Participants arrive for a neo-Nazi music festival on April 21, 2018 in Ostritz, Germany. Image by Sean Gallup/Getty Images
Neo-Nazis visiting a small town in Germany for a far-right festival were forced to go without beer after police confiscated more than a thousand gallons and locals worked together to buy the rest of the town’s supply from supermarkets ahead of time, the BBC reported Monday.
Police seized 4,200 liters of beer on Friday after a local court ruled that the Shield and Sword far-right festival in Ostritz was likely to lead to violence if alcohol was served. Townspeople worked together to buy more than 200 crates of beer to ensure visitors couldn’t buy their own supply and smuggle it in.

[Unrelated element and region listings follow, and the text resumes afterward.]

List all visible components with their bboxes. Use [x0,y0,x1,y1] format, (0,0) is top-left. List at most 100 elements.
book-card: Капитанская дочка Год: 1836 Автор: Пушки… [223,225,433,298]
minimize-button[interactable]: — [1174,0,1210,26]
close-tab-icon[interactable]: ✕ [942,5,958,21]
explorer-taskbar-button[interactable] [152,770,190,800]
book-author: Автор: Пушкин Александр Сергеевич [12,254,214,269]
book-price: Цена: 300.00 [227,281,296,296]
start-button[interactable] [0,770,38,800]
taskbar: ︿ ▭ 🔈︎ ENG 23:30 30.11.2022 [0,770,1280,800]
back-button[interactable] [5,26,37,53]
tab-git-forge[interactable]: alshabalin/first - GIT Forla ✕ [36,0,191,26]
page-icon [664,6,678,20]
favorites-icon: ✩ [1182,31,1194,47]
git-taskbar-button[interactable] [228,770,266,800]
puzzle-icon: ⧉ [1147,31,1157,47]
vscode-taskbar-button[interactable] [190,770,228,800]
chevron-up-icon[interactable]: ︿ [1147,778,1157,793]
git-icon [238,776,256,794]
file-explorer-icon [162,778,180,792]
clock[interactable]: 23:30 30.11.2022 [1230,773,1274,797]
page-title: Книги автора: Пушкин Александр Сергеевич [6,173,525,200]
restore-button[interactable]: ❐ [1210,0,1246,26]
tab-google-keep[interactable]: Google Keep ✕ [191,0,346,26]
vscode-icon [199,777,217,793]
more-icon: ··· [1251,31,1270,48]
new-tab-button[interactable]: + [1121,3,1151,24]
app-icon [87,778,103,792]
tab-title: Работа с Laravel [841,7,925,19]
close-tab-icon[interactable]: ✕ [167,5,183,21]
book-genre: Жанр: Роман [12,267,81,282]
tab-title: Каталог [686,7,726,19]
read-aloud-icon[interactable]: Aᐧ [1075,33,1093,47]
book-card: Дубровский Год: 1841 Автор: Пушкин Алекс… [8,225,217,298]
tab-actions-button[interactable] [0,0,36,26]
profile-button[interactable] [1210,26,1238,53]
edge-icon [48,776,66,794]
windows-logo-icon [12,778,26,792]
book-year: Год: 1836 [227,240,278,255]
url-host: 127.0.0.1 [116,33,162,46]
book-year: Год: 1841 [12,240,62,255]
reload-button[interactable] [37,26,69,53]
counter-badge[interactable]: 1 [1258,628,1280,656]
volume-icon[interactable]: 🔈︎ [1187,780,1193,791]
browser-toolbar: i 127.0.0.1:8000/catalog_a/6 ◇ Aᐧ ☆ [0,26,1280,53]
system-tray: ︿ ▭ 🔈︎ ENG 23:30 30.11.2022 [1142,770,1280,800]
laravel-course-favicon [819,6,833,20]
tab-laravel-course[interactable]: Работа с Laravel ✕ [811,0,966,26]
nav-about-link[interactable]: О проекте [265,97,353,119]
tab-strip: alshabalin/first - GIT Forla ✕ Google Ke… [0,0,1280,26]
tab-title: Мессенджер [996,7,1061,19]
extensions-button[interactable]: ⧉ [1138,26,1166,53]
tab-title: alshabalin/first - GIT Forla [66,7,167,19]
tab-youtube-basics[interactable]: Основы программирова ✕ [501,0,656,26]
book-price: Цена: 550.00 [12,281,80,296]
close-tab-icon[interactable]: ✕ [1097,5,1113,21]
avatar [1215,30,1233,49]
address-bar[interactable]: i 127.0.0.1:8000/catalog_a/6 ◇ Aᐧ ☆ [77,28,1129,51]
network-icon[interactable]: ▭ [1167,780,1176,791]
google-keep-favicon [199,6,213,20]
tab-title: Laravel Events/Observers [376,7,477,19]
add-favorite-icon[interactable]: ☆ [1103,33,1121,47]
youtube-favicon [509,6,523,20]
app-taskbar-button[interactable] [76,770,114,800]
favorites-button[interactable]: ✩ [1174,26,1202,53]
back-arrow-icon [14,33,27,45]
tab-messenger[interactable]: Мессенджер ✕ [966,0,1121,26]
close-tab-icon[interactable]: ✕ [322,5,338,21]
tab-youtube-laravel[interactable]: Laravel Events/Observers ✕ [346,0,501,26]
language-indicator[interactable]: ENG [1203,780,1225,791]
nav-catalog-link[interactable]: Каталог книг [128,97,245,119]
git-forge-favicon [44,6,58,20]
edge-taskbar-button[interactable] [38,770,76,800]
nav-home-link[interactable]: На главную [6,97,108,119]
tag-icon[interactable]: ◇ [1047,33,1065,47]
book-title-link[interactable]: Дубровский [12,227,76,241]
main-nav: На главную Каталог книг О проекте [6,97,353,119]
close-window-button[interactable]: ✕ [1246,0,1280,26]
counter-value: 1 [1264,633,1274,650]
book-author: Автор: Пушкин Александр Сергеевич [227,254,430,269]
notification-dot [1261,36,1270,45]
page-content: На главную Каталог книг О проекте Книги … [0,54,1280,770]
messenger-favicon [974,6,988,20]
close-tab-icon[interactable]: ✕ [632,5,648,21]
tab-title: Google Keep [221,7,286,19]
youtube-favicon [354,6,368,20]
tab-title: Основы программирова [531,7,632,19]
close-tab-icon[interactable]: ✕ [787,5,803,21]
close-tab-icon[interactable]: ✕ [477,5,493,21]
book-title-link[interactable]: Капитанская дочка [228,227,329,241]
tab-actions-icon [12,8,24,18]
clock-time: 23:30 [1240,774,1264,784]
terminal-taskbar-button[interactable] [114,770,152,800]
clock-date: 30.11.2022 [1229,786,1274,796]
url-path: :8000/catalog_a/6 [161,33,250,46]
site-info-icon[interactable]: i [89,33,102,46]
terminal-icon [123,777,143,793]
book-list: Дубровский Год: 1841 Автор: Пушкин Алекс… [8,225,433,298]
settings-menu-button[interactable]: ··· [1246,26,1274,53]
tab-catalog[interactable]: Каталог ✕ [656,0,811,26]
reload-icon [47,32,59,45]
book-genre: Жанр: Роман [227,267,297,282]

“The plan was devised a week in advance,” local activist Georg Salditt told the newspaper Bild. “We wanted to dry the Nazis out. We thought, if an alcohol ban is coming, we’ll empty the shelves at the Penny [supermarket].”
“For us it’s important to send the message from Ostritz that there are people here who won’t tolerate this, who say ‘we have different values here, we’re setting an example, which is not the image of a far-right concert, which dominates the media coverage,’” a local woman explained to the TV station ZDF.
Around 500-600 people attended the festival, down from 1,200 the year before, local reports said. Police stated that there were only a few minor incidents.